Moral Low Ground


Cory Maye, Once Sentenced to Death for Accidental Shooting of Home-Invading Cop, to be Released from Mississippi Prison

Prentiss, Mississippi, 2001. Just after midnight on the night after Christmas, a young man named Cory Maye was drifting off to sleep in his duplex after tucking his baby daughter in for the night. Suddenly, he was rudely awakened to the sound of armed men trying to kick down his door and invade his home. Being that he was a father, and being that his poor  Prentiss neighborhood wasn’t exactly the safest place on Earth, Maye ran into his bedroom, where his daughter Tacorriana was sleeping, and instinctively grabbed  the handgun he kept in the nightstand next to his bed. He crouched in the the dark next to baby Tacorriana, pointed the pistol at the door, and hoped the commotion outside would just go away.

It didn’t. Maye was terrified as he heard his front door being nearly knocked off its hinges, seconds later, the bedroom door was kicked open. Mayes instinctively fired three rounds into the darkness. The next thing he heard was someone screaming “Police! Police! You just shot an officer!” He dropped the gun. He knew he was fucked.

Just how fucked? Ron Jones, the cop Maye shot, turned out to be the son of Prentiss Police Chief Ron Jones Sr. Oh, and Maye is black and Jones was white. In deep-down Jefferson County, Mississippi. Jones died and Maye found himself hauled off to jail, severely beaten by police, then charged with capital murder for intentionally killing a police officer.

But why did the cops storm Maye’s home in the first place? It turns out that they’d had gotten a tip from a racist drug addict that a narcotics dealer was living in the duplex. Only trouble is, he lived in the other unit.

In any case, the jury rejected his claim of mistaken self-defense, and due largely to an incompetent legal defense  and the testimony of a prosecution “forensics expert” who wasn’t even board-certified by a recognized authority,  Maye was found guilty and sentenced to die by lethal injection.
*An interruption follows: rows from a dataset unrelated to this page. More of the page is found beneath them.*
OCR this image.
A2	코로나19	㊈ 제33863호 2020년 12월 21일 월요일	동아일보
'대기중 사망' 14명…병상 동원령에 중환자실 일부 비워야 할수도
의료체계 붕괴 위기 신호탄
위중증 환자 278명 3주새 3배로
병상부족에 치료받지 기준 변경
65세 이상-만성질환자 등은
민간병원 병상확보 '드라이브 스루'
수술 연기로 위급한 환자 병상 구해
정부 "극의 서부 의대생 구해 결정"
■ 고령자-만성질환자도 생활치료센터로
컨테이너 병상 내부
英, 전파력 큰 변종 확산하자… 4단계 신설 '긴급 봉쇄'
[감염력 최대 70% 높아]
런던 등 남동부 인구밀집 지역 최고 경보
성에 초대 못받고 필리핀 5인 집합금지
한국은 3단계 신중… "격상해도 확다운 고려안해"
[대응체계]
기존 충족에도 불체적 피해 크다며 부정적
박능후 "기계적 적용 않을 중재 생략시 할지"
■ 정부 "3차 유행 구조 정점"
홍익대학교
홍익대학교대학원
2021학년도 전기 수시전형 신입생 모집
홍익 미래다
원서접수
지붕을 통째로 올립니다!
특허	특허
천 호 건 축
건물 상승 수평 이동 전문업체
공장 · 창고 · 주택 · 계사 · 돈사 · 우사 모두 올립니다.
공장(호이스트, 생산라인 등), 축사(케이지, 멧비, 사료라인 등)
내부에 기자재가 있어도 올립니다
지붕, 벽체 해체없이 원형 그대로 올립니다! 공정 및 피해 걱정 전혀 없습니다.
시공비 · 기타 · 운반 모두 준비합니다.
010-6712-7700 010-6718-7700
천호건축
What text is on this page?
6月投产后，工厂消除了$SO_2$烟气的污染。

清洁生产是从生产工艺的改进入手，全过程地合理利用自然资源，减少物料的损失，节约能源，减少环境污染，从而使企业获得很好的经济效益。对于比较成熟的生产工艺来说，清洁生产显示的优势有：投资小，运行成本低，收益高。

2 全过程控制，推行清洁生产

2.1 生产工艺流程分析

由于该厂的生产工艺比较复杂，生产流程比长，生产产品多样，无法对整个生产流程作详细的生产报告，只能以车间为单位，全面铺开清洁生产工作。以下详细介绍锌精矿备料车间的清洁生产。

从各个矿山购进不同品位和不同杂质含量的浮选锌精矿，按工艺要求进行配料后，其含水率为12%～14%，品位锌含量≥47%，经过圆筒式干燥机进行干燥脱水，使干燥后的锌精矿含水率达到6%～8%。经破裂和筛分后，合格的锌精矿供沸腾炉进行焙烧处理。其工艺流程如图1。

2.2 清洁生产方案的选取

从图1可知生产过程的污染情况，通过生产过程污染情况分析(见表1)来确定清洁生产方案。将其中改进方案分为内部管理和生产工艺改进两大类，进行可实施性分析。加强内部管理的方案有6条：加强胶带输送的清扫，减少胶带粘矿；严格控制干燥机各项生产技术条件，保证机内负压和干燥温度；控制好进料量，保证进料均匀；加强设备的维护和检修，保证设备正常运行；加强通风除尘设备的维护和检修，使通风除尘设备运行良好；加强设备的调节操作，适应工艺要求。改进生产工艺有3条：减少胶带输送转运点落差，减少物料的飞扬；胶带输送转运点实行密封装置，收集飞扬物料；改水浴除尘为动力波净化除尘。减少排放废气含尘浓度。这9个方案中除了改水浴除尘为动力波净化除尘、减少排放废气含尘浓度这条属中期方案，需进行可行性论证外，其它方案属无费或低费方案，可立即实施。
But  the death sentence was thrown out in 2007 by Judge Michael Eubanks, who found Maye’s defense counsel to be woefully inadequate. His sentence was commuted to life imprisonment without the possibility of parole. Then, in 2009, the Mississippi State Court of Appeals granted Maye a new trial. Things were looking up. Now it looks like he will soon be a free man. According to the Huffington Post, Mississippi Circuit Court Judge Prentiss Harrell has signed a plea agreement in which Maye pled guilty to manslaughter. After serving ten years behind bars– and seven years after he was sentenced to death– Cory Maye will be re-united with baby Tacorriana, now eleven years old, and breathe the sweet air of freedom.

It should have never come to this, but we can at least rejoice that a wrongfully convicted man will soon be free and a great injustice has been righted. On a long enough timeline, justice has a way of being served in this country, even in the darkest corner of Mississippi.